Evidently there was a scare in the U.S. high-yield bond market this past week.

Just don’t ask traders about it. They might have missed it.

While junk-bond funds reported an unprecedented $7.1 billion outflow in the week ended Aug. 6, the debt only lost 0.9 percent. That’s a lot less than the 1.4 percent plunge during the previous record withdrawal, when investors pulled $4.6 billion in the week ended June 5, 2013, Bank of America Merrill Lynch and Lipper data show.

“Prices haven’t dropped all that much,” said Eric Gross, a credit analyst at Barclays Plc in New York. “It’s been nonstop questions of ‘When do we buy back in?’ People are standing and window-shopping for what to buy.”

One possible explanation for why values haven’t declined more is that fund managers are using their cash reserves to meet redemptions, instead of actually selling the debt.

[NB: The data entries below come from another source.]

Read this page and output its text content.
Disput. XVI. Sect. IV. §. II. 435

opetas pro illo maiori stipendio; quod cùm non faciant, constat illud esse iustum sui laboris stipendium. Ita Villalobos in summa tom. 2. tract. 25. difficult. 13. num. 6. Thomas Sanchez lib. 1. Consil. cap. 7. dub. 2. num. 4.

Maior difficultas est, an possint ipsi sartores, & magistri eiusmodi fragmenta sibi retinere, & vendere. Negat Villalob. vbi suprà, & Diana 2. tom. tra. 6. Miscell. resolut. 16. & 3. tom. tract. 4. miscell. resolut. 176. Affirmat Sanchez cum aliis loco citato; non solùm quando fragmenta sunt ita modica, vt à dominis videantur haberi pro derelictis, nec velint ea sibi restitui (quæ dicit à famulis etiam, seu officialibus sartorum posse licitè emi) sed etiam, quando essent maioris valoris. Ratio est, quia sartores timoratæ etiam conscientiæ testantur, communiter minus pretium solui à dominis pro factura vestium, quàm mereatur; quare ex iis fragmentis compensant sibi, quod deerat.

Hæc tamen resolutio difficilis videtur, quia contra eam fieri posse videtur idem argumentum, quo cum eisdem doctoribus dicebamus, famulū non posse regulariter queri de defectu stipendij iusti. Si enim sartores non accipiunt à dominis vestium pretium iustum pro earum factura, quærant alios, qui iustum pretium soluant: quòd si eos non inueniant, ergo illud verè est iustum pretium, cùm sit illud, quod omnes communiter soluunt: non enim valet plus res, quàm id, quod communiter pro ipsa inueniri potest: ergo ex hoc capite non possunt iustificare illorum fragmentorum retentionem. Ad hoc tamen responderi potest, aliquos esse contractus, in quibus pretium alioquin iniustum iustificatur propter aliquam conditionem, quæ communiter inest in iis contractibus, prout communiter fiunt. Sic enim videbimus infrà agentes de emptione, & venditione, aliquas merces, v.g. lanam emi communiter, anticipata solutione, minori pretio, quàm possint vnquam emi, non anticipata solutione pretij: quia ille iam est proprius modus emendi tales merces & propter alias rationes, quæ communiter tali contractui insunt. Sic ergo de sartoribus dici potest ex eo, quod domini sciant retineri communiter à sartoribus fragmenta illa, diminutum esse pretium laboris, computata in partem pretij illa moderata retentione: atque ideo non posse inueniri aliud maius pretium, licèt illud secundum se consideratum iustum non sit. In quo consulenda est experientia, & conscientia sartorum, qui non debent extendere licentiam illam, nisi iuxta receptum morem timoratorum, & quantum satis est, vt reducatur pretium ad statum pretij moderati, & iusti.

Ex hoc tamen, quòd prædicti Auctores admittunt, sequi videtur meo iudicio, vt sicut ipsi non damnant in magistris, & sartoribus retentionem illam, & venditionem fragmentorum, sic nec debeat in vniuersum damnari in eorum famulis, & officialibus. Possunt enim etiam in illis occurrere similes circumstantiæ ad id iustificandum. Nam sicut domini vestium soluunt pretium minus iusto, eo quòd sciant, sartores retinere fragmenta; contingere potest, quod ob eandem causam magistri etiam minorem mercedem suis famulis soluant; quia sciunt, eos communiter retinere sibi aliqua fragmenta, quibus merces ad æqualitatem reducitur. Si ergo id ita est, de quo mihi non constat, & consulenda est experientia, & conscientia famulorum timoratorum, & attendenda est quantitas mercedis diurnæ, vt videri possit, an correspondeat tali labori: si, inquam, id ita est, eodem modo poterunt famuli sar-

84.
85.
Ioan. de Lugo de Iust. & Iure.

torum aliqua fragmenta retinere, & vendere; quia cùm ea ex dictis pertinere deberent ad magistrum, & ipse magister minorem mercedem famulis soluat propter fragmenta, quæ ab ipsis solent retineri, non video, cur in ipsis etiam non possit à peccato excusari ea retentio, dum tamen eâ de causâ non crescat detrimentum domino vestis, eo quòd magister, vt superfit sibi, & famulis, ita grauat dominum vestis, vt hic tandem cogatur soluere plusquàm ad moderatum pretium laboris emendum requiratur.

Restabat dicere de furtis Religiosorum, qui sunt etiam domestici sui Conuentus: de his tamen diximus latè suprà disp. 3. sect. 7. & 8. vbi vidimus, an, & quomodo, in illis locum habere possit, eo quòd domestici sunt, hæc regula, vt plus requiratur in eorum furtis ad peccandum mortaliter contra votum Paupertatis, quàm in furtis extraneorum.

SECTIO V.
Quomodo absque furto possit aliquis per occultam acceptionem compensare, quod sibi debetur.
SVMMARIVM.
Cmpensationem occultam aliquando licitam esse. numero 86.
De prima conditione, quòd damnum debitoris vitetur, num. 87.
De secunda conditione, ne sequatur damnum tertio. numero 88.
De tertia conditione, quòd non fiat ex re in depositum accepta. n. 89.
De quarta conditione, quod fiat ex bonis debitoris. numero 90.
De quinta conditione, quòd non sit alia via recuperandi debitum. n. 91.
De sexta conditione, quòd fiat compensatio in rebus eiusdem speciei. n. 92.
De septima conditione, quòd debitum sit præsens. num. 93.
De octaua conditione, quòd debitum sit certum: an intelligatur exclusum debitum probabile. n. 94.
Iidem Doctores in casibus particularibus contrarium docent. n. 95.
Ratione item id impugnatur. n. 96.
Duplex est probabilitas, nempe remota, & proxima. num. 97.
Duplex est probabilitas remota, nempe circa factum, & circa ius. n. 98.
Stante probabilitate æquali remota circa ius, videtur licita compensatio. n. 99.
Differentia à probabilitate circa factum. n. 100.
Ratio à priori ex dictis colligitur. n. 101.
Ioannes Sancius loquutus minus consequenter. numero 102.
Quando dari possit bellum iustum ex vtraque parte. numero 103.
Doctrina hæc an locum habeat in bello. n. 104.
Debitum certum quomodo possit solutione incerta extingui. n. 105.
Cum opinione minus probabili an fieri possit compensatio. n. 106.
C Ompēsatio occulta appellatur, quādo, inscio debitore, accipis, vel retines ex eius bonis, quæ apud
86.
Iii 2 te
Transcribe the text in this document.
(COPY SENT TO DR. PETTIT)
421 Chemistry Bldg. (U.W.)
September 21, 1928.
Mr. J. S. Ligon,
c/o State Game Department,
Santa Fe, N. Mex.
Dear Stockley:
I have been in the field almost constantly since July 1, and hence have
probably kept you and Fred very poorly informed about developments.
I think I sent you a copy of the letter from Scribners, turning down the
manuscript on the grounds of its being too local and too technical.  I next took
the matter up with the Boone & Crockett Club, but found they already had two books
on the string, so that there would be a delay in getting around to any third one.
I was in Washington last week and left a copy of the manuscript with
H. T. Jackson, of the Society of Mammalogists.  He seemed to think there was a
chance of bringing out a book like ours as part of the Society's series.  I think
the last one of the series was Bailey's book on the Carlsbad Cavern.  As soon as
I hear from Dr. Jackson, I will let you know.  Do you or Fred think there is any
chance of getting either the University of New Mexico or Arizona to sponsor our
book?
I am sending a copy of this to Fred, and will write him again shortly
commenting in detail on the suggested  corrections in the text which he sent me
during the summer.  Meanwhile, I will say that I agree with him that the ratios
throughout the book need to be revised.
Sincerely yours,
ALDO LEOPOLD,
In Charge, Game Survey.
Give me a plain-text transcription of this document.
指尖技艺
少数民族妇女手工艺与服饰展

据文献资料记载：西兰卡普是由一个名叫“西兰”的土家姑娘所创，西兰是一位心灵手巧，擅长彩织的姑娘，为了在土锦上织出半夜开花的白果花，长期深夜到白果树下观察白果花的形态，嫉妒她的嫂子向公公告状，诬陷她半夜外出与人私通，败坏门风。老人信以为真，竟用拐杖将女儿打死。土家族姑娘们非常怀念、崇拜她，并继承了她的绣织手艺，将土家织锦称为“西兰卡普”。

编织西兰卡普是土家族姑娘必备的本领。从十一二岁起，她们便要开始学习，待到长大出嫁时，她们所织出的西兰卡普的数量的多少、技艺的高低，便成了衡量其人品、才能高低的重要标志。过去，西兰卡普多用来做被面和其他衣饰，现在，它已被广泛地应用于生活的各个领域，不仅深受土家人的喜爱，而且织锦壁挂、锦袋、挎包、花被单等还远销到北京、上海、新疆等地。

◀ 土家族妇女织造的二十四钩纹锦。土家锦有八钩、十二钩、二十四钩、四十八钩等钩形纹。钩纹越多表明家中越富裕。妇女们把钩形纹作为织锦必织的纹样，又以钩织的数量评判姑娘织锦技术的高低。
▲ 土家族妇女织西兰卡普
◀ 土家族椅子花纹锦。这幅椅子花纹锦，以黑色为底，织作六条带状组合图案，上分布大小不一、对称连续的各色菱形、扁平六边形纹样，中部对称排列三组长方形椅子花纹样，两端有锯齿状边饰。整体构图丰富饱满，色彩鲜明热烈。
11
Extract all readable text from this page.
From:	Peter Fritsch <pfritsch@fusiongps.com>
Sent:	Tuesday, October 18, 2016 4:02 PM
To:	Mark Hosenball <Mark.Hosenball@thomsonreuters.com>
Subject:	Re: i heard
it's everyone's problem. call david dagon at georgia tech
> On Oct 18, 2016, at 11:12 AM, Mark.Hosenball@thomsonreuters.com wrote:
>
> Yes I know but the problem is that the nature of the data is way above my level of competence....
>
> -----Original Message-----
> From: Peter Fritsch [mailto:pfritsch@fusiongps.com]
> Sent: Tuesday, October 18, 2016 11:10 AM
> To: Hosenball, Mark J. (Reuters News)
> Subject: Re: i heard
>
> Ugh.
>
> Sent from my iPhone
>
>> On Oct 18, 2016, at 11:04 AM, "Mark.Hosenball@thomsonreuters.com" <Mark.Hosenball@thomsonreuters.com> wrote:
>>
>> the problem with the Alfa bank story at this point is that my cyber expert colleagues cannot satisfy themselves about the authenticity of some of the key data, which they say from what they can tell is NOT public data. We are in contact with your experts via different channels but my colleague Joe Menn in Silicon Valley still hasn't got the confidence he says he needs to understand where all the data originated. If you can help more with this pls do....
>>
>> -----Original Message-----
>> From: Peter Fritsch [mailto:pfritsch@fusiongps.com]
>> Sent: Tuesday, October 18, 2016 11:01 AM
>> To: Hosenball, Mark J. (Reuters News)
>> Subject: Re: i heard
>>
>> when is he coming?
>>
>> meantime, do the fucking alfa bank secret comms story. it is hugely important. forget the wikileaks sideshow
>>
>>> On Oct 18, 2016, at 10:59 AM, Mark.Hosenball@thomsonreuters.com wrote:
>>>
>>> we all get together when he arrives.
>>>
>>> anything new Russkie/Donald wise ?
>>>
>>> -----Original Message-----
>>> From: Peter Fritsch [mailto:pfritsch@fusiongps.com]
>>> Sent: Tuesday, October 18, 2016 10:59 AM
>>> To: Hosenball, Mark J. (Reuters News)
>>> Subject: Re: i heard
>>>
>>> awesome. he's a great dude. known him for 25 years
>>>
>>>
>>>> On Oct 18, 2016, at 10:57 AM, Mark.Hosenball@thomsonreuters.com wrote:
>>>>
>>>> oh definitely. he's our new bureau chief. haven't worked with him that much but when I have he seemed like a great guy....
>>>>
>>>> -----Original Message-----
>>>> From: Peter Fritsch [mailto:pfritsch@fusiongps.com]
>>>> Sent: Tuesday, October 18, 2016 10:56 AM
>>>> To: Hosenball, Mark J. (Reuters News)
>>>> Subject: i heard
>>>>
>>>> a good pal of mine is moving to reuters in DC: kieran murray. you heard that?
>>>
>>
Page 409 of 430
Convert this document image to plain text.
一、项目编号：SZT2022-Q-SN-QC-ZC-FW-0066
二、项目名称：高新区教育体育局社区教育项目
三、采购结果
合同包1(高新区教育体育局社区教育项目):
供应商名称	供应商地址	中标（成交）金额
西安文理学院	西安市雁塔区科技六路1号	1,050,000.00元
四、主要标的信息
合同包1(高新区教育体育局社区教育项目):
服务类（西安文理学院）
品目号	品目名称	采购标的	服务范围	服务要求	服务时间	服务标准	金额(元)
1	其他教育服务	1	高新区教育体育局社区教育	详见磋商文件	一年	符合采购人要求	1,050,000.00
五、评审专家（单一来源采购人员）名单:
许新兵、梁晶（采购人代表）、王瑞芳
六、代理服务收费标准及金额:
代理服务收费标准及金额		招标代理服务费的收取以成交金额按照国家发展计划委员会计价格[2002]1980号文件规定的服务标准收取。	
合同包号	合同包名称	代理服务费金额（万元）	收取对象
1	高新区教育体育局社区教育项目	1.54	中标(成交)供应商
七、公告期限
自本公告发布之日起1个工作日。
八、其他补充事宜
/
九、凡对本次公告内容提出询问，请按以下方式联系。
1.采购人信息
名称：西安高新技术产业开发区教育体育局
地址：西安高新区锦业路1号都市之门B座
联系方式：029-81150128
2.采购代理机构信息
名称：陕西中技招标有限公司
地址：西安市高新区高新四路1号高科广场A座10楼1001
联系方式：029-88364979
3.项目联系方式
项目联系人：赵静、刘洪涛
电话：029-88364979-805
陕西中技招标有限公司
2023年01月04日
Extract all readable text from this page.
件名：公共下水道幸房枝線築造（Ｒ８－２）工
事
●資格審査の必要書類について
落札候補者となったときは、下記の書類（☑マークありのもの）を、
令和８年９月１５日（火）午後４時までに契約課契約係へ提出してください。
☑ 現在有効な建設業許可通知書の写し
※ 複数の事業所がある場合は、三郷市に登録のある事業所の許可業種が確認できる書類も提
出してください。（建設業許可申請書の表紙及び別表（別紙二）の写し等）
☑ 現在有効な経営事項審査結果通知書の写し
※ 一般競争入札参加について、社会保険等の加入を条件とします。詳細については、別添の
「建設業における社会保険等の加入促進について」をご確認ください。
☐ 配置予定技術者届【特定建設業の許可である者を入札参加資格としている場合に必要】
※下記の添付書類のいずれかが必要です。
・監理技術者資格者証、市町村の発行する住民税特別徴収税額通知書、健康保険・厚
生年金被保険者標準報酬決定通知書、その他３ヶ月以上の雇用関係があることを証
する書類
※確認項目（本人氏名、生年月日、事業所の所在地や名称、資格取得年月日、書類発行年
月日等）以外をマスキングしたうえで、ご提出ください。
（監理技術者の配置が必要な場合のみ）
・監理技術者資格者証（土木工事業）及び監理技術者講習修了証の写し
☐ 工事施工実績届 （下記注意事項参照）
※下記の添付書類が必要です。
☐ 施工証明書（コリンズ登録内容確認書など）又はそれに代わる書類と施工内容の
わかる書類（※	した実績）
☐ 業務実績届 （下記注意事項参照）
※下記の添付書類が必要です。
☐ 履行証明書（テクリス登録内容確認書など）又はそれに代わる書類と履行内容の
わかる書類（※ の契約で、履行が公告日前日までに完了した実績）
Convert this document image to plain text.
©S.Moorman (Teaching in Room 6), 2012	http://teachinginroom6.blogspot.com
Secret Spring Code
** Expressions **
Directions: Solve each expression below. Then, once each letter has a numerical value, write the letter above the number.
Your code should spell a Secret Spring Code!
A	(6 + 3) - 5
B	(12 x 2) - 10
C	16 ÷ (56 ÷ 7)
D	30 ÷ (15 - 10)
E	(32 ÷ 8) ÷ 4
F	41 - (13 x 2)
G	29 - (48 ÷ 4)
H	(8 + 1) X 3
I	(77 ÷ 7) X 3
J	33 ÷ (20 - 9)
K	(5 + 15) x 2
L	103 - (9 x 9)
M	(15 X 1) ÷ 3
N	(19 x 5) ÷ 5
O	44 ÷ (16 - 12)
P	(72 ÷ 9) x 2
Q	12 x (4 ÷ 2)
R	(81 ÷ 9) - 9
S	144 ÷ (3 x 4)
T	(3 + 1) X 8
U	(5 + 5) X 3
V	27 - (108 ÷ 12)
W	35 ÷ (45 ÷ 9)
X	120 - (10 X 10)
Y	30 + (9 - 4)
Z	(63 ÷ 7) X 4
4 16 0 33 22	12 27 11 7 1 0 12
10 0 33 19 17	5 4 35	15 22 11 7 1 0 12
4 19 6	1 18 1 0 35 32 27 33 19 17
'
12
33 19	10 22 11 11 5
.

“We’ve had pretty big cash reserves anticipating this selling,” said Marc Gross, a money manager at RS Investments in New York, which oversees $4 billion in high-yield debt. “I think people drained their cash reserves to meet these redemptions and haven’t sold much.”

Holding Cash

Taxable bond funds were holding about $269 billion of cash or cash-like assets at the end of June, equal to about 9.2 percent of their assets, according to Investment Company Institute data. That’s more than three times the amount needed to meet the worst month of outflows.

It’s not surprising junk-bond fund managers might have been accumulating cash given all of the angst about speculative-grade debt. Yields have been near record lows and Federal Reserve Chair Janet Yellen has said she sees signs of froth in the market. Escalating conflicts in Gaza and Ukraine have also hurt appetite for risky securities.

Sentiment has been souring and risk premiums on U.S. high- yield bonds have climbed almost a percentage point since June. The extra yield, or spread, investors demand to own the notes instead of government debt widened to 4.2 percentage points yesterday from 3.35 percentage points on June 23, according to Bank of America Merrill Lynch index data.

Much of that increase has come in recent days, with the spread climbing 0.41 percentage point since July 30.

Dealers Buy

Still, given the mammoth withdrawals, traders are wondering why they haven’t widened more. In addition to the fund managers’ cash-reserves thesis, Wall Street buying may explain part of it. Primary dealers boosted their net junk-bond holdings to $8.2 billion in the week ended July 30, up $3.3 billion from two weeks earlier and the highest level since the period ended Feb. 12, according to the latest Fed data.

So even though some investors are running from this market, for now there seem to be some buyers on the other side of the trade.

Near-zero interest rates from the Fed -- what’s prompted this insatiable appetite for risk -- aren’t ending yet and investors still want yield. Don’t be shocked if the debt starts to rally, erasing this blip from memory.